Gambar tema oleh kelvinjay. Diberdayakan oleh Blogger.

Maritim Umum

Artikel

Teknologi

Kelautan

Perikanan

Karya Mahasiswa

» » » » Nelayan Tradisional Ikut Membantu Pencurian Ikan Nelayan Asing, Ini Modusnya

Pemuda Maritim - Ada modus baru pencurian ikan di Laut Sangihe, Sulawesi Utara. Caranya adalah melalui pertukaran anak buah kapal antara nelayan Sangihe dan nelayan Filipina di tengah laut.

Pertukaran diduga bermotif pencurian ikan setelah Pemerintah Kabupaten Sangihe menertibkan nelayan Filipina beberapa waktu lalu.

Johanis Madea, Kepala Satuan Kerja Pengawasan Sumber Daya Kelautan Perikanan (PSDKP) Sangihe, di Manado Jumat (27/11/2015), mengungkapkan, pertukaran anak buah kapal diduga didalangi pengusaha perikanan Filipina bekerja sama dengan pengusaha perikanan Sangihe.

"Kami mendapat laporan dari nelayan tradisional yang melihat nelayan Sangihe diganti nelayan Filipina," kata Madea.

Pertukaran biasanya terjadi di rumpon atau di sejumlah pulau tak berpenghuni pada malam hari.

Pertukaran nelayan sebagai modus mengelabui perizinan diberikan oleh pemangku kepentingan perikanan di Sangihe.

Menurut Madea, PSDKP Sangihe setiap hari mengeluarkan surat layak operasi (SLO) kepada setiap perahu motor ikan, dengan persyaratan memiliki identitas kartu tanda penduduk (KTP) dan dokumen perikanan lain.

Sebelum izin diberikan, petugas PSDKP melakukan cek fisik para anak buah kapal dan kapal ikan yang digunakan.

"Semua nelayan yang melaut harus datang ke kantor untuk mencocokkan KTP," ujar Madea.

Nelayan juga harus mengurus izin di kantor syahbandar.
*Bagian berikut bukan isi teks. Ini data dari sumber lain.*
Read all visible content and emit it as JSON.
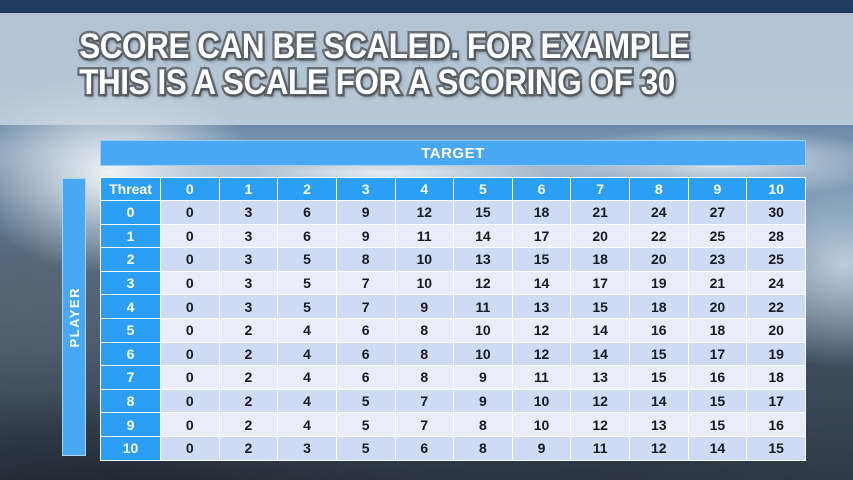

Setiap hari sekitar 60 SLO dikeluarkan PSDKP tanpa bayar.

Wakil Bupati Sangihe Jabes Gagana terkejut dengan informasi pertukaran nelayan bermotif mencuri ikan. Pemkab Sangihe Juni lalu bekerja sama dengan polisi dan TNI Angkatan Laut melakukan penertiban dan mengusir habis nelayan Filipina.

Gagana menyebutkan, langkah penertiban melalui operasi kartu identitas nelayan di seluruh pulau diikuti penertiban kepemilikan perahu motor. Hasil operasi menemukan sekitar 600 nelayan berasal dari Filipina. Mereka lalu disuruh pulang ke negaranya.

Sekitar 425 pamboat beroperasi di Laut Sangihe dalam kurun enam bulan sejak Januari hingga Juni 2015 setelah mendapat surat izin usaha perikanan dari Dinas Perikanan dan Kelautan setempat.

Menurut Madea, para cukong ikan tuna lihai memanfaatkan celah mencuri ikan di perairan teritorial Indonesia untuk diperdagangkan di Filipina. Disparitas harga tuna di Indonesia dan Filipina membuat bisnis ikan di Laut Sangihe menggiurkan.

Harga tuna di Sangihe, Bitung, dan Manado sekitar Rp 35.000 per kilogram, sedangkan harga tuna di Filipina Rp 90.000 hingga Rp 110.000 per kilogram.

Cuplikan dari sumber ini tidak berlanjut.